Couple marin et jeune femme 
Allemagne, 1916
Lustige Blätter n°38, 32x24 cm© Musée d’histoire contemporaine-BDIC

Couple marin et jeune femme Allemagne, 1916 Lustige Blätter n°38, 32x24 cm
© Musée d’histoire contemporaine-BDIC

S’il n’est pas toujours possible à ceux qui s’aiment de se retrouver lors de ces brèves permissions, paradoxalement, en bouleversant la vie quotidienne des femmes, engagées à l’arrière ou restées dans la vie civile - le temps de guerre procure à celles-ci une liberté nouvelle susceptible de favoriser des rencontres et même des mariages dont la presse magazine qui a éclos avec les années 1930 se fait largement l’écho lors de la Seconde guerre mondiale.

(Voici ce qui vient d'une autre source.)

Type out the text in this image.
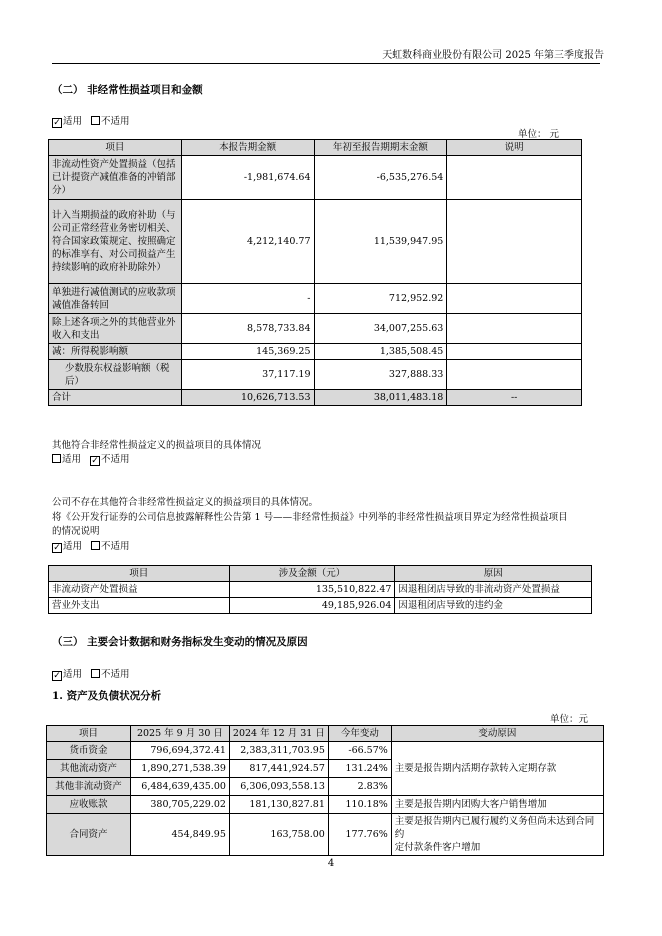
天虹数科商业股份有限公司 2025 年第三季度报告
（二） 非经常性损益项目和金额
✓ 适用 不适用
单位： 元
项目	本报告期金额	年初至报告期期末金额	说明
非流动性资产处置损益（包括已计提资产减值准备的冲销部分）	-1,981,674.64	-6,535,276.54	
计入当期损益的政府补助（与公司正常经营业务密切相关、符合国家政策规定、按照确定的标准享有、对公司损益产生持续影响的政府补助除外）	4,212,140.77	11,539,947.95	
单独进行减值测试的应收款项减值准备转回	-	712,952.92	
除上述各项之外的其他营业外收入和支出	8,578,733.84	34,007,255.63	
减：所得税影响额	145,369.25	1,385,508.45	
少数股东权益影响额（税后）	37,117.19	327,888.33	
合计	10,626,713.53	38,011,483.18	--
其他符合非经常性损益定义的损益项目的具体情况
适用 ✓ 不适用
公司不存在其他符合非经常性损益定义的损益项目的具体情况。
将《公开发行证券的公司信息披露解释性公告第 1 号——非经常性损益》中列举的非经常性损益项目界定为经常性损益项目
的情况说明
✓ 适用 不适用
项目	涉及金额（元）	原因
非流动资产处置损益	135,510,822.47	因退租闭店导致的非流动资产处置损益
营业外支出	49,185,926.04	因退租闭店导致的违约金
（三） 主要会计数据和财务指标发生变动的情况及原因
✓ 适用 不适用
1. 资产及负债状况分析
单位：元
项目	2025 年 9 月 30 日	2024 年 12 月 31 日	今年变动	变动原因
货币资金	796,694,372.41	2,383,311,703.95	-66.57%	主要是报告期内活期存款转入定期存款
其他流动资产	1,890,271,538.39	817,441,924.57	131.24%	
其他非流动资产	6,484,639,435.00	6,306,093,558.13	2.83%	
应收账款	380,705,229.02	181,130,827.81	110.18%	主要是报告期内团购大客户销售增加
合同资产	454,849.95	163,758.00	177.76%	主要是报告期内已履行履约义务但尚未达到合同约
定付款条件客户增加
4
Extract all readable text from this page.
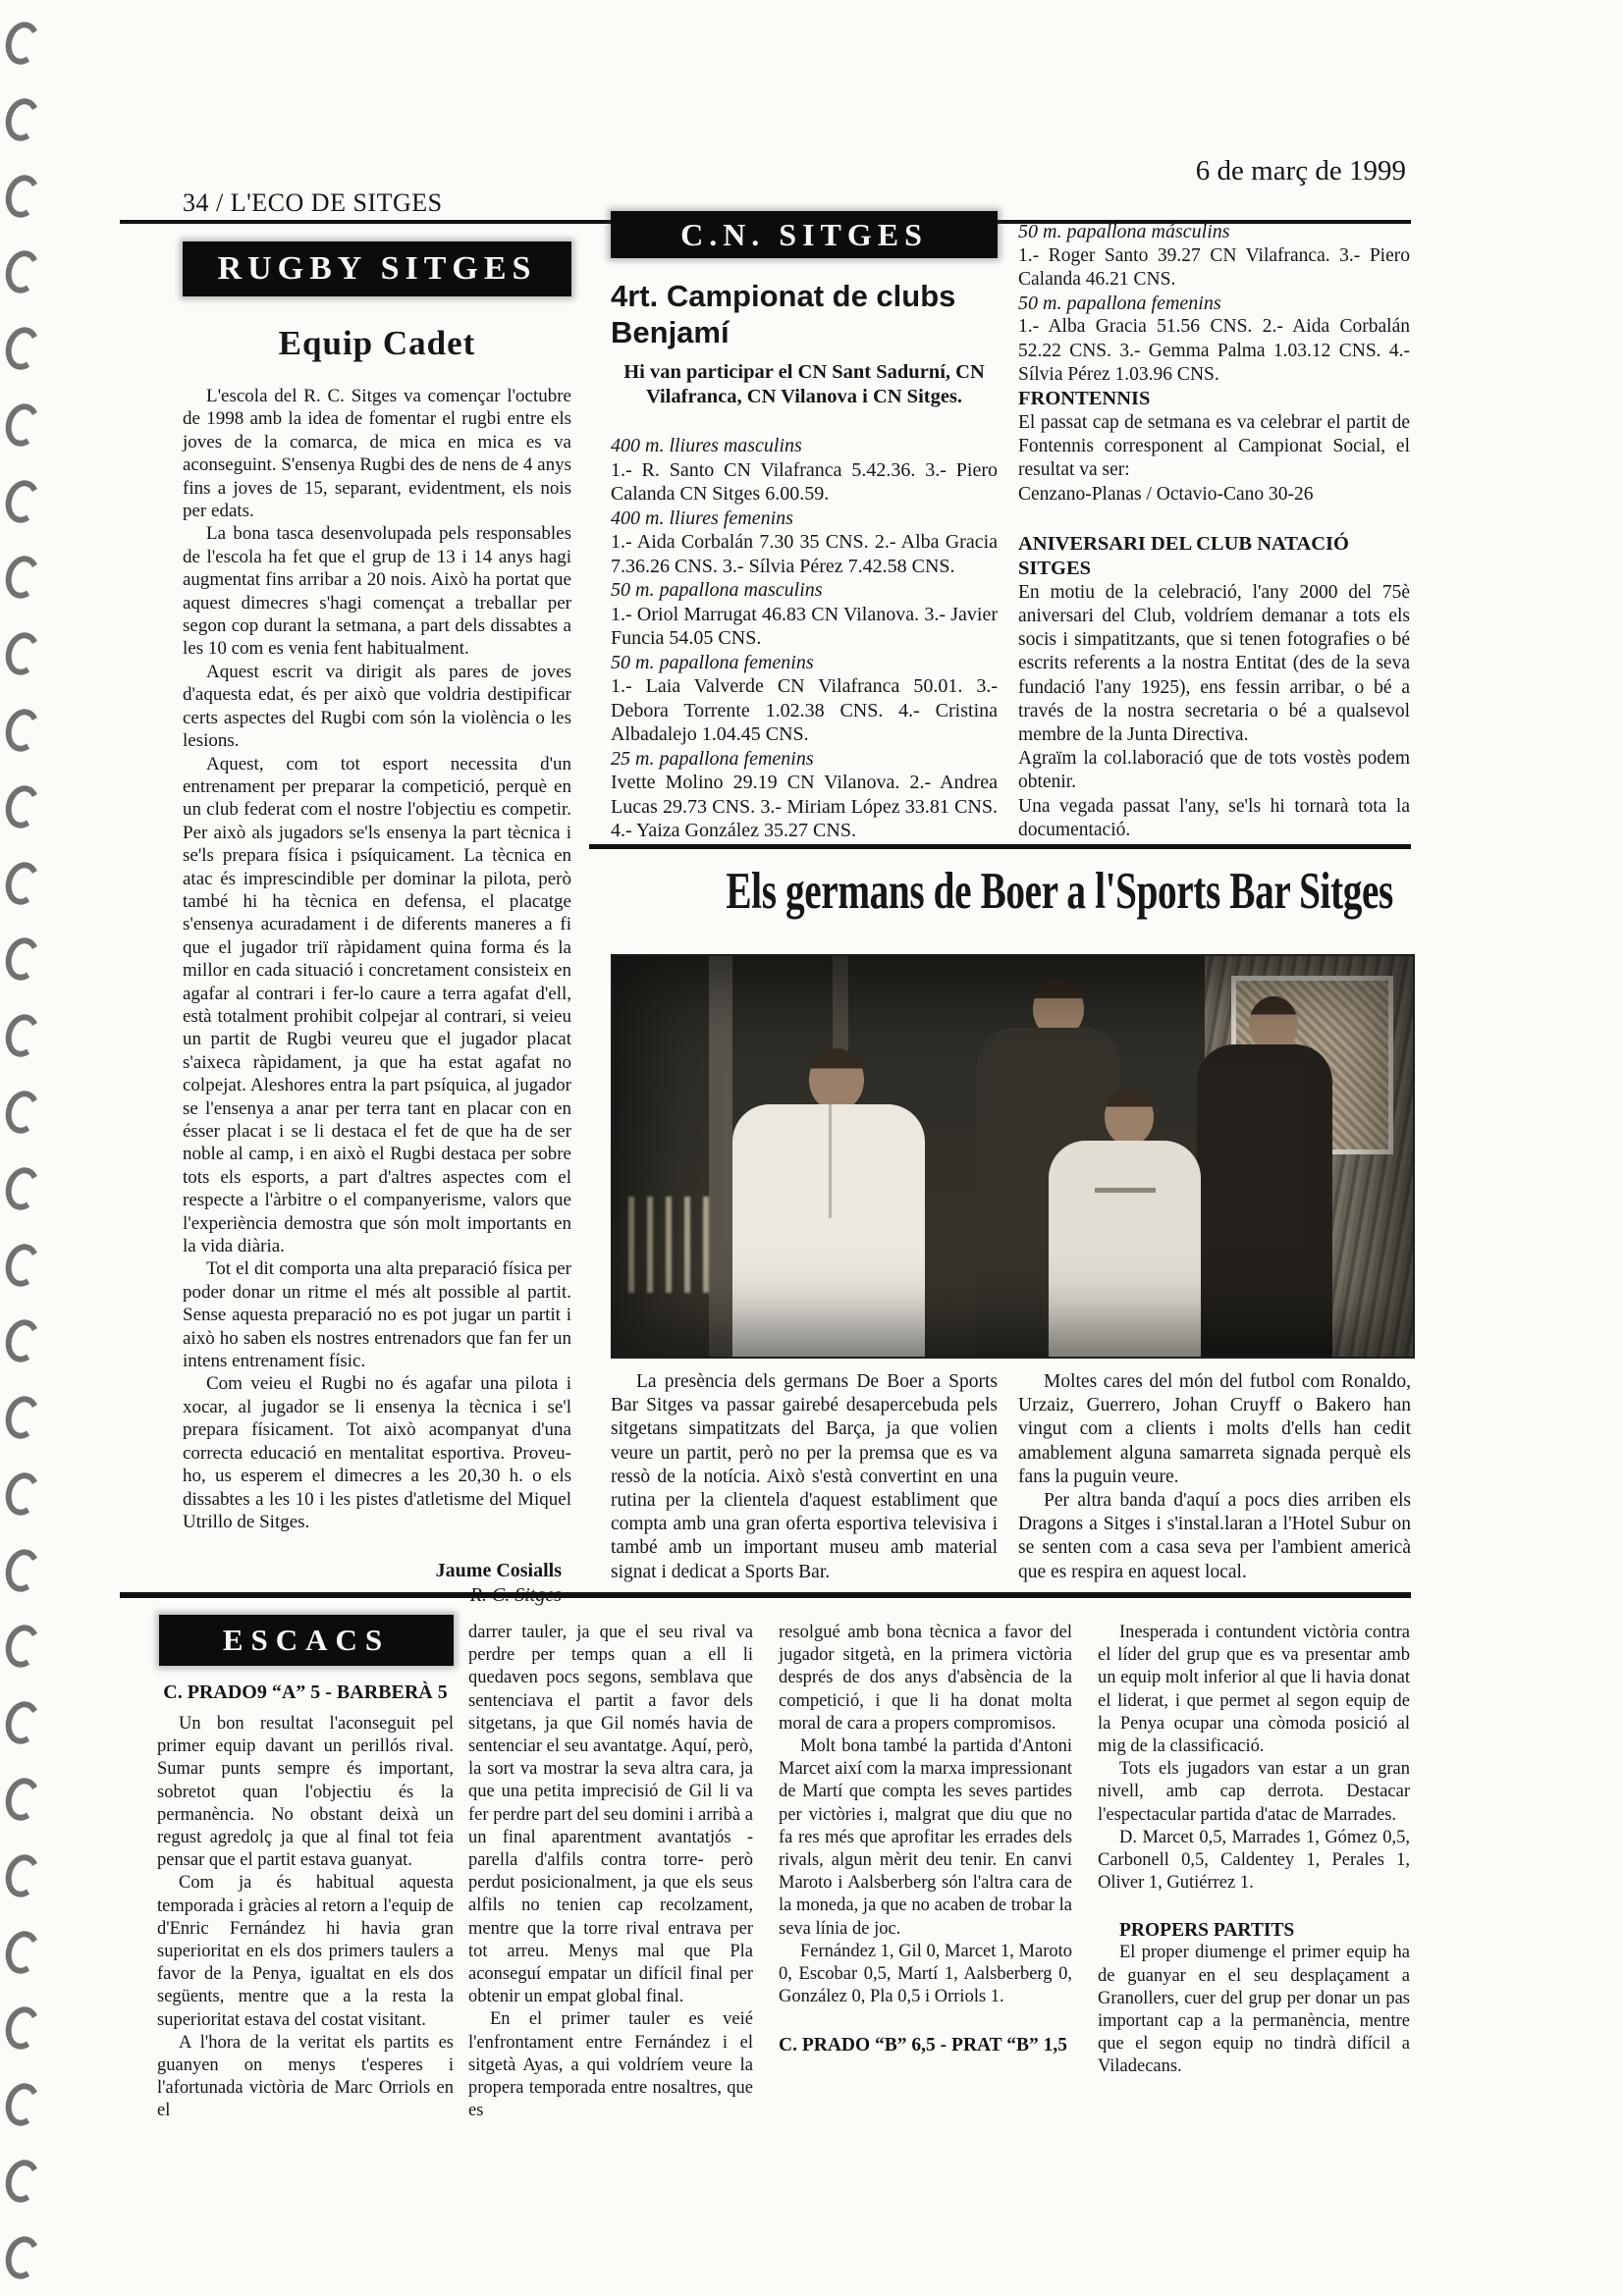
34 / L'ECO DE SITGES
6 de març de 1999
RUGBY SITGES
Equip Cadet

L'escola del R. C. Sitges va començar l'octubre de 1998 amb la idea de fomentar el rugbi entre els joves de la comarca, de mica en mica es va aconseguint. S'ensenya Rugbi des de nens de 4 anys fins a joves de 15, separant, evidentment, els nois per edats.

La bona tasca desenvolupada pels responsables de l'escola ha fet que el grup de 13 i 14 anys hagi augmentat fins arribar a 20 nois. Això ha portat que aquest dimecres s'hagi començat a treballar per segon cop durant la setmana, a part dels dissabtes a les 10 com es venia fent habitualment.

Aquest escrit va dirigit als pares de joves d'aquesta edat, és per això que voldria destipificar certs aspectes del Rugbi com són la violència o les lesions.

Aquest, com tot esport necessita d'un entrenament per preparar la competició, perquè en un club federat com el nostre l'objectiu es competir. Per això als jugadors se'ls ensenya la part tècnica i se'ls prepara física i psíquicament. La tècnica en atac és imprescindible per dominar la pilota, però també hi ha tècnica en defensa, el placatge s'ensenya acuradament i de diferents maneres a fi que el jugador triï ràpidament quina forma és la millor en cada situació i concretament consisteix en agafar al contrari i fer-lo caure a terra agafat d'ell, està totalment prohibit colpejar al contrari, si veieu un partit de Rugbi veureu que el jugador placat s'aixeca ràpidament, ja que ha estat agafat no colpejat. Aleshores entra la part psíquica, al jugador se l'ensenya a anar per terra tant en placar con en ésser placat i se li destaca el fet de que ha de ser noble al camp, i en això el Rugbi destaca per sobre tots els esports, a part d'altres aspectes com el respecte a l'àrbitre o el companyerisme, valors que l'experiència demostra que són molt importants en la vida diària.

Tot el dit comporta una alta preparació física per poder donar un ritme el més alt possible al partit. Sense aquesta preparació no es pot jugar un partit i això ho saben els nostres entrenadors que fan fer un intens entrenament físic.

Com veieu el Rugbi no és agafar una pilota i xocar, al jugador se li ensenya la tècnica i se'l prepara físicament. Tot això acompanyat d'una correcta educació en mentalitat esportiva. Proveu-ho, us esperem el dimecres a les 20,30 h. o els dissabtes a les 10 i les pistes d'atletisme del Miquel Utrillo de Sitges.

Jaume Cosialls
C.N. SITGES
4rt. Campionat de clubs Benjamí
Hi van participar el CN Sant Sadurní, CN Vilafranca, CN Vilanova i CN Sitges.
400 m. lliures masculins

1.- R. Santo CN Vilafranca 5.42.36. 3.- Piero Calanda CN Sitges 6.00.59.

400 m. lliures femenins

1.- Aida Corbalán 7.30 35 CNS. 2.- Alba Gracia 7.36.26 CNS. 3.- Sílvia Pérez 7.42.58 CNS.

50 m. papallona masculins

1.- Oriol Marrugat 46.83 CN Vilanova. 3.- Javier Funcia 54.05 CNS.

50 m. papallona femenins

1.- Laia Valverde CN Vilafranca 50.01. 3.- Debora Torrente 1.02.38 CNS. 4.- Cristina Albadalejo 1.04.45 CNS.

25 m. papallona femenins

Ivette Molino 29.19 CN Vilanova. 2.- Andrea Lucas 29.73 CNS. 3.- Miriam López 33.81 CNS. 4.- Yaiza González 35.27 CNS.

50 m. papallona másculins

1.- Roger Santo 39.27 CN Vilafranca. 3.- Piero Calanda 46.21 CNS.

50 m. papallona femenins

1.- Alba Gracia 51.56 CNS. 2.- Aida Corbalán 52.22 CNS. 3.- Gemma Palma 1.03.12 CNS. 4.- Sílvia Pérez 1.03.96 CNS.

FRONTENNIS

El passat cap de setmana es va celebrar el partit de Fontennis corresponent al Campionat Social, el resultat va ser:

Cenzano-Planas / Octavio-Cano 30-26

ANIVERSARI DEL CLUB NATACIÓ SITGES

En motiu de la celebració, l'any 2000 del 75è aniversari del Club, voldríem demanar a tots els socis i simpatitzants, que si tenen fotografies o bé escrits referents a la nostra Entitat (des de la seva fundació l'any 1925), ens fessin arribar, o bé a través de la nostra secretaria o bé a qualsevol membre de la Junta Directiva.

Agraïm la col.laboració que de tots vostès podem obtenir.

Una vegada passat l'any, se'ls hi tornarà tota la documentació.

Els germans de Boer a l'Sports Bar Sitges

La presència dels germans De Boer a Sports Bar Sitges va passar gairebé desapercebuda pels sitgetans simpatitzats del Barça, ja que volien veure un partit, però no per la premsa que es va ressò de la notícia. Això s'està convertint en una rutina per la clientela d'aquest establiment que compta amb una gran oferta esportiva televisiva i també amb un important museu amb material signat i dedicat a Sports Bar.

Moltes cares del món del futbol com Ronaldo, Urzaiz, Guerrero, Johan Cruyff o Bakero han vingut com a clients i molts d'ells han cedit amablement alguna samarreta signada perquè els fans la puguin veure.

Per altra banda d'aquí a pocs dies arriben els Dragons a Sitges i s'instal.laran a l'Hotel Subur on se senten com a casa seva per l'ambient americà que es respira en aquest local.

ESCACS
C. PRADO9 “A” 5 - BARBERÀ 5

Un bon resultat l'aconseguit pel primer equip davant un perillós rival. Sumar punts sempre és important, sobretot quan l'objectiu és la permanència. No obstant deixà un regust agredolç ja que al final tot feia pensar que el partit estava guanyat.

Com ja és habitual aquesta temporada i gràcies al retorn a l'equip de d'Enric Fernández hi havia gran superioritat en els dos primers taulers a favor de la Penya, igualtat en els dos següents, mentre que a la resta la superioritat estava del costat visitant.

A l'hora de la veritat els partits es guanyen on menys t'esperes i l'afortunada victòria de Marc Orriols en el

darrer tauler, ja que el seu rival va perdre per temps quan a ell li quedaven pocs segons, semblava que sentenciava el partit a favor dels sitgetans, ja que Gil només havia de sentenciar el seu avantatge. Aquí, però, la sort va mostrar la seva altra cara, ja que una petita imprecisió de Gil li va fer perdre part del seu domini i arribà a un final aparentment avantatjós -parella d'alfils contra torre- però perdut posicionalment, ja que els seus alfils no tenien cap recolzament, mentre que la torre rival entrava per tot arreu. Menys mal que Pla aconseguí empatar un difícil final per obtenir un empat global final.

En el primer tauler es veié l'enfrontament entre Fernández i el sitgetà Ayas, a qui voldríem veure la propera temporada entre nosaltres, que es

resolgué amb bona tècnica a favor del jugador sitgetà, en la primera victòria després de dos anys d'absència de la competició, i que li ha donat molta moral de cara a propers compromisos.

Molt bona també la partida d'Antoni Marcet així com la marxa impressionant de Martí que compta les seves partides per victòries i, malgrat que diu que no fa res més que aprofitar les errades dels rivals, algun mèrit deu tenir. En canvi Maroto i Aalsberberg són l'altra cara de la moneda, ja que no acaben de trobar la seva línia de joc.

Fernández 1, Gil 0, Marcet 1, Maroto 0, Escobar 0,5, Martí 1, Aalsberberg 0, González 0, Pla 0,5 i Orriols 1.

C. PRADO “B” 6,5 - PRAT “B” 1,5

Inesperada i contundent victòria contra el líder del grup que es va presentar amb un equip molt inferior al que li havia donat el liderat, i que permet al segon equip de la Penya ocupar una còmoda posició al mig de la classificació.

Tots els jugadors van estar a un gran nivell, amb cap derrota. Destacar l'espectacular partida d'atac de Marrades.

D. Marcet 0,5, Marrades 1, Gómez 0,5, Carbonell 0,5, Caldentey 1, Perales 1, Oliver 1, Gutiérrez 1.

PROPERS PARTITS

El proper diumenge el primer equip ha de guanyar en el seu desplaçament a Granollers, cuer del grup per donar un pas important cap a la permanència, mentre que el segon equip no tindrà difícil a Viladecans.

Mais il n’y a pas que le côté cœur. La guerre est aussi le théâtre privilégié de la violence sexuelle. Viols, mutilations, tortures, humiliations : qu’elles soient le fruit de déviances individuelles favorisées par le contexte de guerre, ou de la terreur organisée, ces violences « affirment toujours un rapport de force masculin, militaire, victorieux ». Les photographies de femmes tondues et promenées nues en France à la Libération,  sous prétexte de relations amoureuses avec des allemands, sont là pour le rappeler. Fantasmée, la violence sexuelle alimente la propagande parlée ou en image qui incite les hommes « à aller se battre pour protéger leurs femmes, car la barbarie de l’ennemi est toujours la plus grande », souligne  Fabrice Virgili.

La guerre est finie…

I summon you to comradship in the red cross, Harrison Fisher (1875-1934), Affiche 1918, American Lithographic Co, N-Y© Musée de l'Armée -Paris/E.Cambier. Dist RMN

I summon you to comradship in the red cross, Harrison Fisher (1875-1934), Affiche 1918, American Lithographic Co, N-Y
© Musée de l'Armée -Paris/E.Cambier. Dist RMN

L’exposition se referme avec la fin de la guerre entre joie et soulagement, tristesse et amertume. Qu’on appartienne au camp des vainqueurs ou à celui des vaincus, les sentiments sont le plus souvent mêlés : tristesse personnelle dans l’allégresse générale, ou le contraire. Et puis si pour certains couples, les retrouvailles se font dans l’euphorie, pour d’autres ce n’est pas toujours si facile : des hommes ont noué des liens ailleurs, et des femmes, à force de s’organiser seule, y ont pris un certain goût d’indépendance… La littérature se fera l’écho de ces situations, tandis que dessinateurs, peintres et photographes fixeront les images douloureuses ou joyeuses de l’après-guerre, préludes à un monde qui va changer, qui a déjà changé… mais c’est une autre histoire…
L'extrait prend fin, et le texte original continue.